The need for 'standby time'

This morning's SANS blog-entry rang true with me.

They're coming from an InfoSec point of view, but this fits into the overall IT framework rather well. I even remembered it in the chart I posted back in January:
SA-TreeOfIT.png
A discrete Security department is one of the last things to break out of the pack, and that's something the SANS diary entry addresses. Between one-gun IT and a discrete security department (a "police department" in their terms) you get the volunteer fire-department. There may be one person who is the CSO, but there are no full-timers who do nothing but InfoSec stuff. When stuff happens, people from everywhere get drawn in. Sometimes it's the same people every time, and when a formal Security department is formed it'll probably be those people who are in it.

But, stand-by time:

Although it may sound like it means "stand around doing nothing," standby time is more like on-call or ready-to-serve time. Some organizations implement on-call time as that week or two that you're stuck with the pager so if anything happens after-hours you're the one that gets called. Otherwise known as the "sorry family, I can't do anything with you this week" time. As the organization grows, that will become less onerous as they move to a fully-staffed 24/7 structure with experienced people. That's not really what I mean by standby time.

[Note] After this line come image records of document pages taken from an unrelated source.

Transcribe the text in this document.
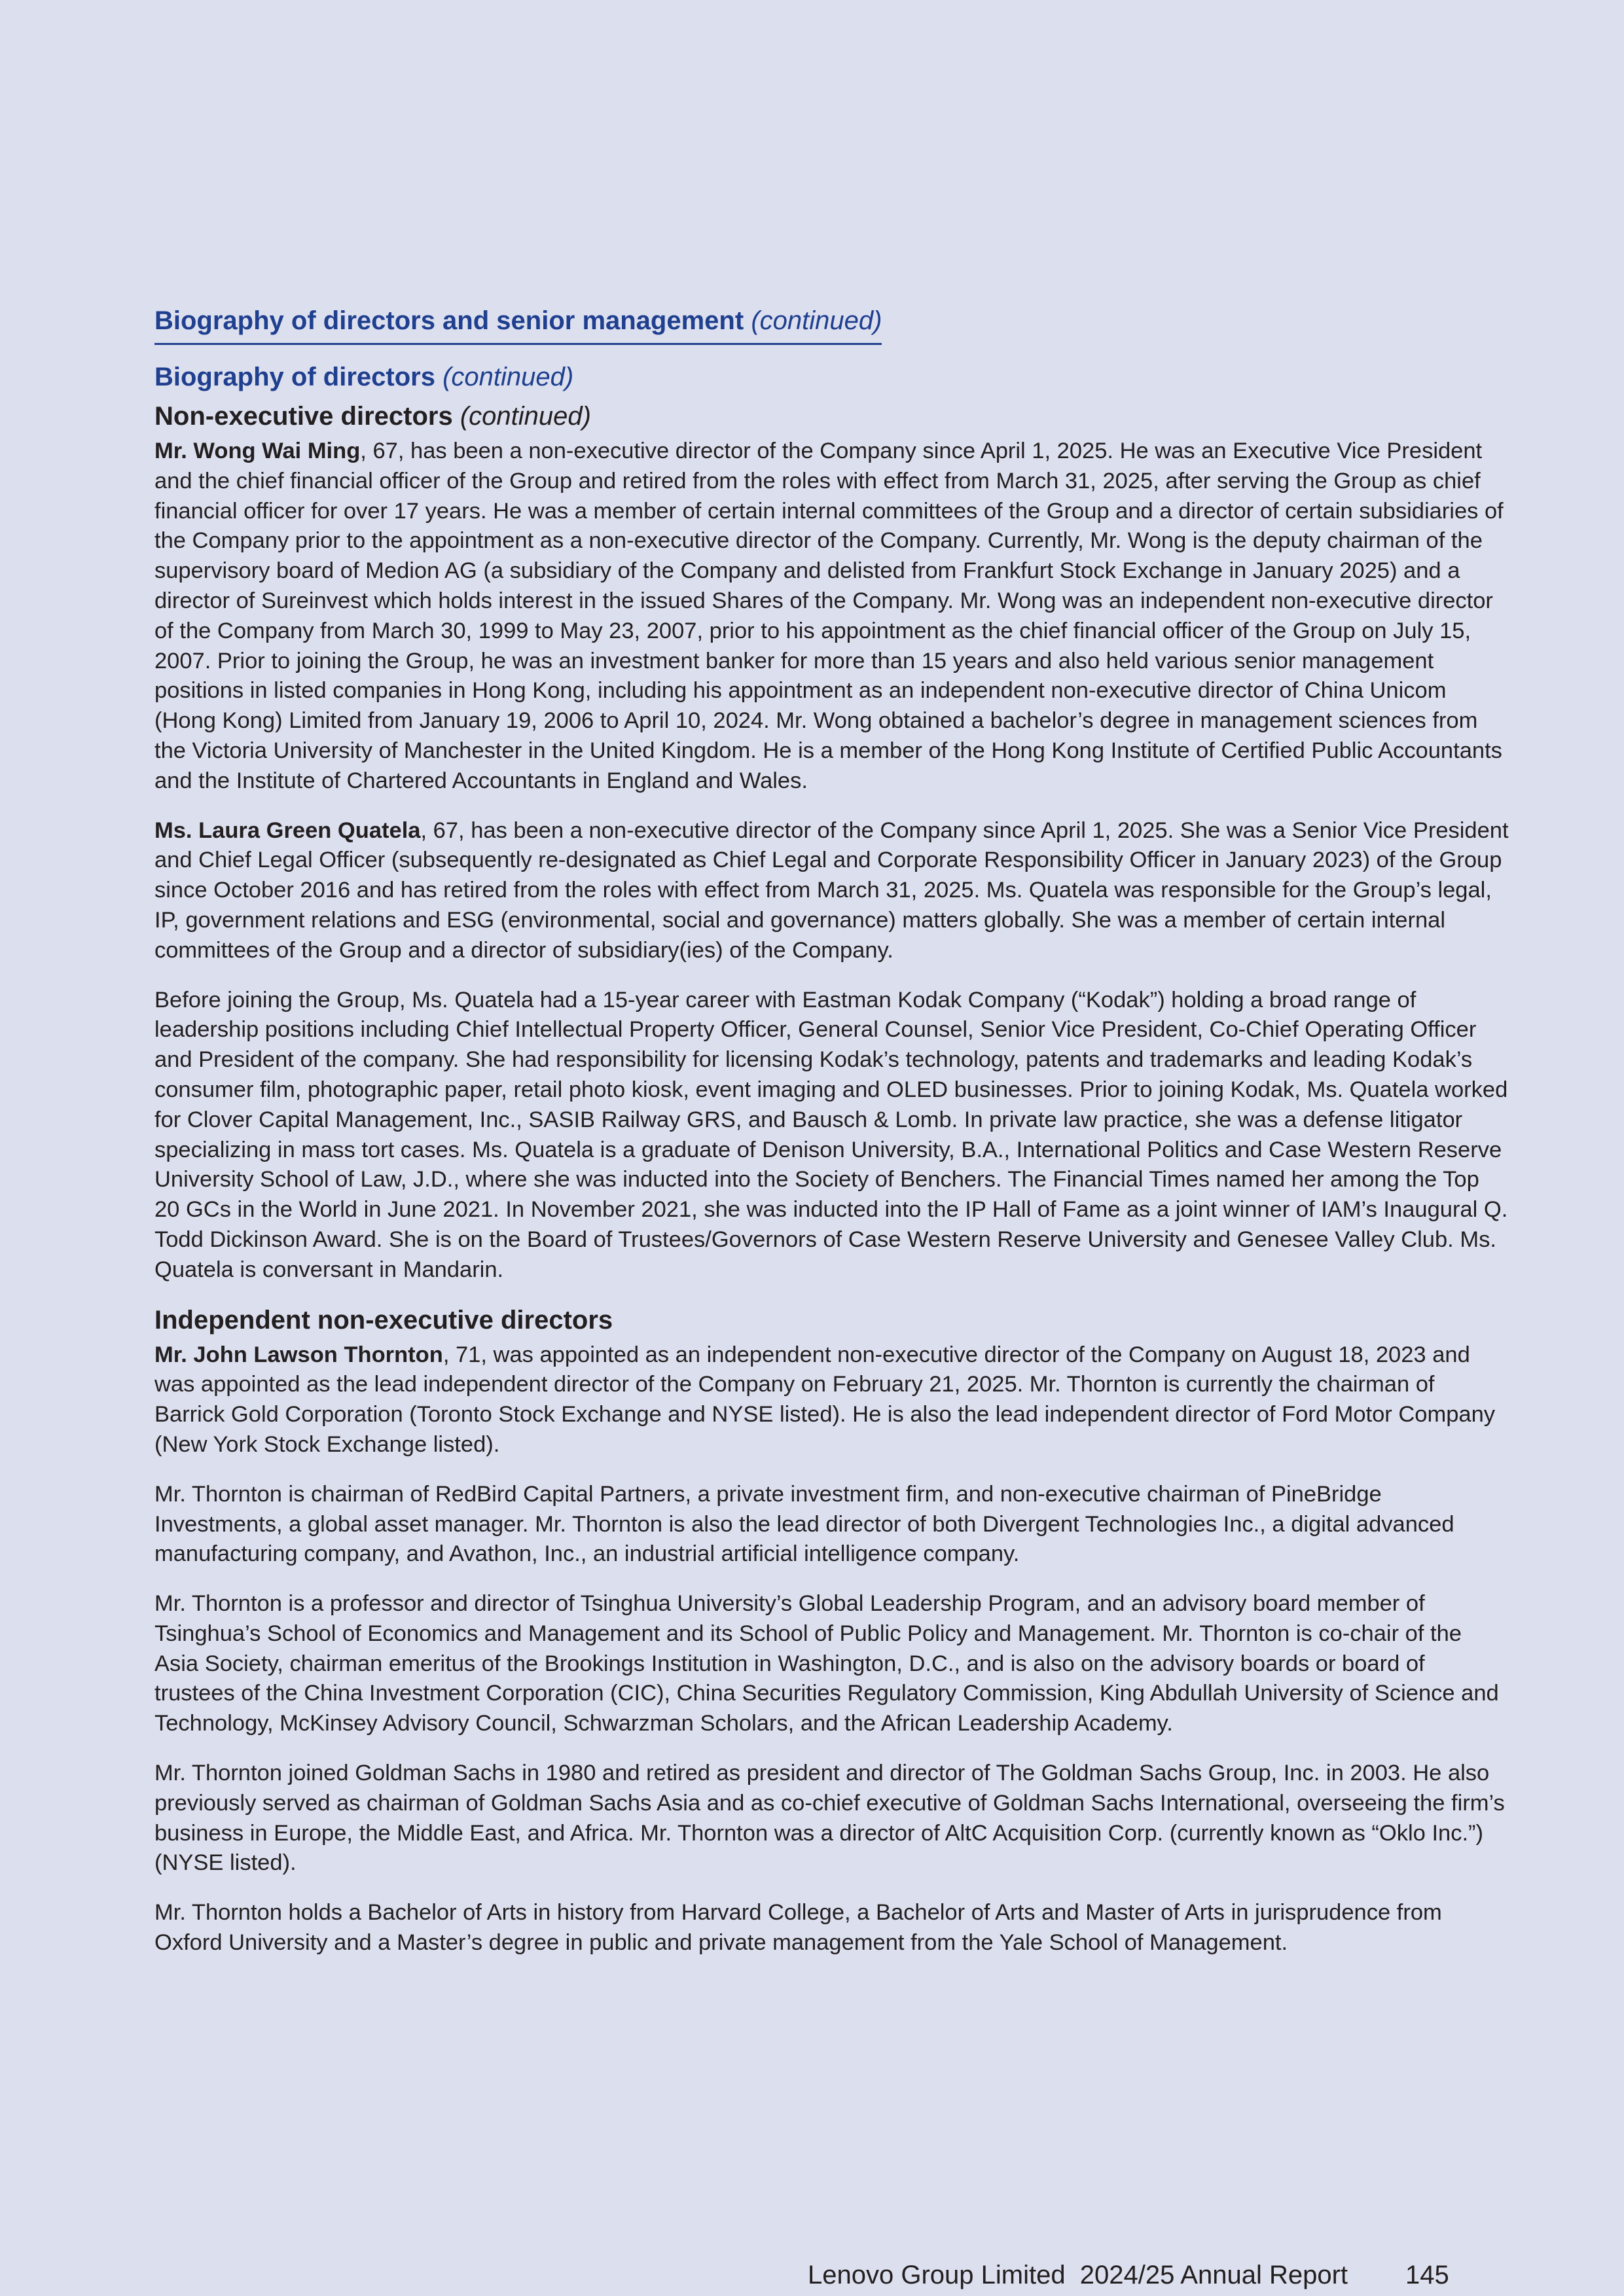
Biography of directors and senior management (continued)
Biography of directors (continued)
Non-executive directors (continued)

Mr. Wong Wai Ming, 67, has been a non-executive director of the Company since April 1, 2025. He was an Executive Vice President and the chief financial officer of the Group and retired from the roles with effect from March 31, 2025, after serving the Group as chief financial officer for over 17 years. He was a member of certain internal committees of the Group and a director of certain subsidiaries of the Company prior to the appointment as a non-executive director of the Company. Currently, Mr. Wong is the deputy chairman of the supervisory board of Medion AG (a subsidiary of the Company and delisted from Frankfurt Stock Exchange in January 2025) and a director of Sureinvest which holds interest in the issued Shares of the Company. Mr. Wong was an independent non-executive director of the Company from March 30, 1999 to May 23, 2007, prior to his appointment as the chief financial officer of the Group on July 15, 2007. Prior to joining the Group, he was an investment banker for more than 15 years and also held various senior management positions in listed companies in Hong Kong, including his appointment as an independent non-executive director of China Unicom (Hong Kong) Limited from January 19, 2006 to April 10, 2024. Mr. Wong obtained a bachelor’s degree in management sciences from the Victoria University of Manchester in the United Kingdom. He is a member of the Hong Kong Institute of Certified Public Accountants and the Institute of Chartered Accountants in England and Wales.

Ms. Laura Green Quatela, 67, has been a non-executive director of the Company since April 1, 2025. She was a Senior Vice President and Chief Legal Officer (subsequently re-designated as Chief Legal and Corporate Responsibility Officer in January 2023) of the Group since October 2016 and has retired from the roles with effect from March 31, 2025. Ms. Quatela was responsible for the Group’s legal, IP, government relations and ESG (environmental, social and governance) matters globally. She was a member of certain internal committees of the Group and a director of subsidiary(ies) of the Company.

Before joining the Group, Ms. Quatela had a 15-year career with Eastman Kodak Company (“Kodak”) holding a broad range of leadership positions including Chief Intellectual Property Officer, General Counsel, Senior Vice President, Co-Chief Operating Officer and President of the company. She had responsibility for licensing Kodak’s technology, patents and trademarks and leading Kodak’s consumer film, photographic paper, retail photo kiosk, event imaging and OLED businesses. Prior to joining Kodak, Ms. Quatela worked for Clover Capital Management, Inc., SASIB Railway GRS, and Bausch & Lomb. In private law practice, she was a defense litigator specializing in mass tort cases. Ms. Quatela is a graduate of Denison University, B.A., International Politics and Case Western Reserve University School of Law, J.D., where she was inducted into the Society of Benchers. The Financial Times named her among the Top 20 GCs in the World in June 2021. In November 2021, she was inducted into the IP Hall of Fame as a joint winner of IAM’s Inaugural Q. Todd Dickinson Award. She is on the Board of Trustees/Governors of Case Western Reserve University and Genesee Valley Club. Ms. Quatela is conversant in Mandarin.

Independent non-executive directors

Mr. John Lawson Thornton, 71, was appointed as an independent non-executive director of the Company on August 18, 2023 and was appointed as the lead independent director of the Company on February 21, 2025. Mr. Thornton is currently the chairman of Barrick Gold Corporation (Toronto Stock Exchange and NYSE listed). He is also the lead independent director of Ford Motor Company (New York Stock Exchange listed).

Mr. Thornton is chairman of RedBird Capital Partners, a private investment firm, and non-executive chairman of PineBridge Investments, a global asset manager. Mr. Thornton is also the lead director of both Divergent Technologies Inc., a digital advanced manufacturing company, and Avathon, Inc., an industrial artificial intelligence company.

Mr. Thornton is a professor and director of Tsinghua University’s Global Leadership Program, and an advisory board member of Tsinghua’s School of Economics and Management and its School of Public Policy and Management. Mr. Thornton is co-chair of the Asia Society, chairman emeritus of the Brookings Institution in Washington, D.C., and is also on the advisory boards or board of trustees of the China Investment Corporation (CIC), China Securities Regulatory Commission, King Abdullah University of Science and Technology, McKinsey Advisory Council, Schwarzman Scholars, and the African Leadership Academy.

Mr. Thornton joined Goldman Sachs in 1980 and retired as president and director of The Goldman Sachs Group, Inc. in 2003. He also previously served as chairman of Goldman Sachs Asia and as co-chief executive of Goldman Sachs International, overseeing the firm’s business in Europe, the Middle East, and Africa. Mr. Thornton was a director of AltC Acquisition Corp. (currently known as “Oklo Inc.”) (NYSE listed).

Mr. Thornton holds a Bachelor of Arts in history from Harvard College, a Bachelor of Arts and Master of Arts in jurisprudence from Oxford University and a Master’s degree in public and private management from the Yale School of Management.

Lenovo Group Limited  2024/25 Annual Report 145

Standby time is time that is set aside in the daily schedule that is devoted to incident-response. Most of the time it should focus on the first stage of incident-response, or Preparation. It's time spent keeping up to date on security news and events, updating documentation, and building tools and response processes. It's an interruptable time should an incident arise, but it's not interruptable for other meetings or projects.

This is time I've been calling "fire-watch" all along. Time when I have to be there in case something goes wrong, but I don't have anything else really going on. I spent a lot of 2010 in "fire-watch" thanks to the ongoing budget crisis at WWU and the impact it had on our project pace.

Kevin Liston is advocating putting actual time on the schedule when you are doing the crisis watch as your primary duty. During this time anything else you do is the kind of thing that is immediately interruptable, such as studying or doing the otherwise low-priority grunt work of InfoSec. Or, you know, blogging.

Does this apply to the Systems Administration space?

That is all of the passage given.